Cross will use the CAREER Award to create a more efficient approach to training engineering faculty through development of GIVEN – Gaming Intervention of Values Engineers Need. The online gaming tool will track the evolution of engineering faculty beliefs about diversity, and the research team will assess the impact of the tool with both surveys and individual interviews.
“The aim of the gaming tool study is to increase the engineering faculty engagement with DEI efforts, increasing our understanding of strategic approaches for broadening participation and how faculty can effectively teach diverse students in STEM,” said Cross, who is particularly proud of the book that she had published last year.
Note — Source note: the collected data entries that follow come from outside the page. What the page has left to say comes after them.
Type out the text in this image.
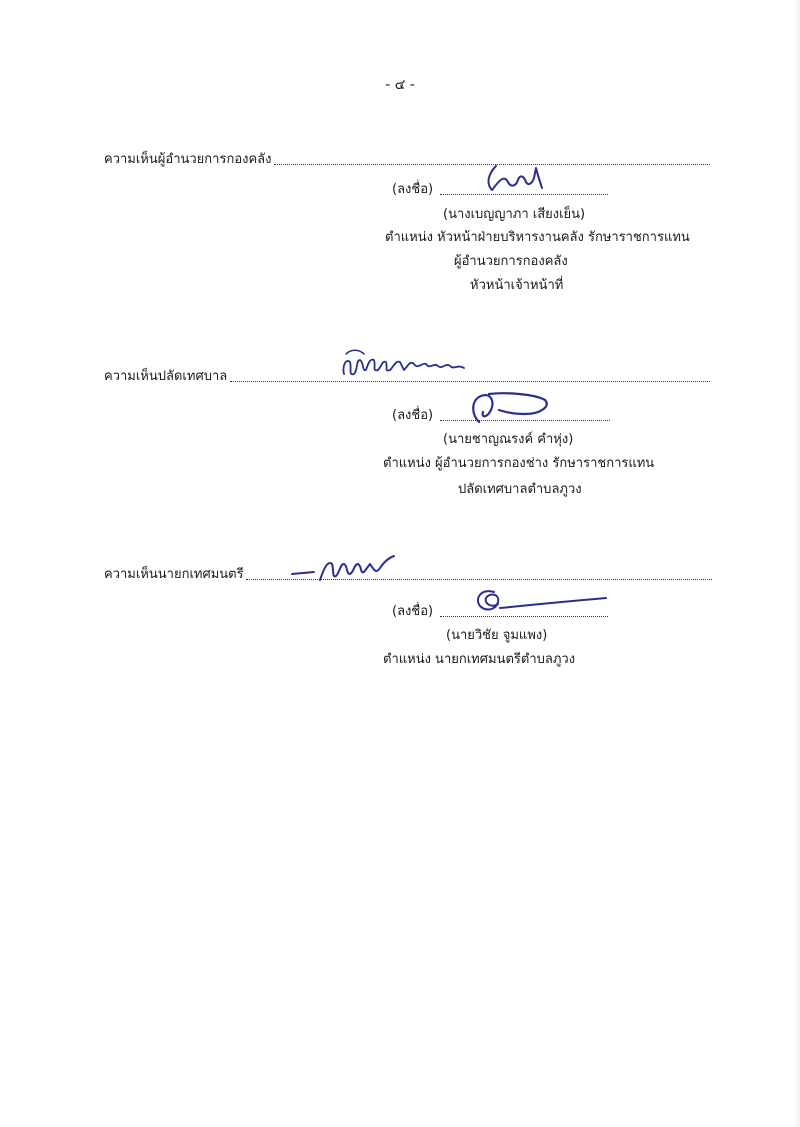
- ๔ -
ความเห็นผู้อำนวยการกองคลัง
(ลงชื่อ)
(นางเบญญาภา เสียงเย็น)
ตำแหน่ง หัวหน้าฝ่ายบริหารงานคลัง รักษาราชการแทน
ผู้อำนวยการกองคลัง
หัวหน้าเจ้าหน้าที่
ความเห็นปลัดเทศบาล
(ลงชื่อ)
(นายชาญณรงค์ คำหุ่ง)
ตำแหน่ง ผู้อำนวยการกองช่าง รักษาราชการแทน
ปลัดเทศบาลตำบลภูวง
ความเห็นนายกเทศมนตรี
(ลงชื่อ)
(นายวิชัย จูมแพง)
ตำแหน่ง นายกเทศมนตรีตำบลภูวง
Queering STEM Culture, released in June 22, was edited by Cross, Stephanie Farrell, and Bryce Hughes. The book explores the experiences of members of the LGBTQ+ community in post-secondary STEM culture, providing critical insights into progressing along socially just educational pathways. Since its release, Cross has been contacted by numerous students who have written to tell her that reading the book, “made them feel seen,” Cross said.
There is both a professional and deeply personal relevance to that kind of feedback for Cross.
“Identity has played such a significant role over the course of my life,” said Cross. “As I started my engineering education PhD, I learned that here was an entire field of study. And one of the goals of my career is to show how identity is related to engineering education.”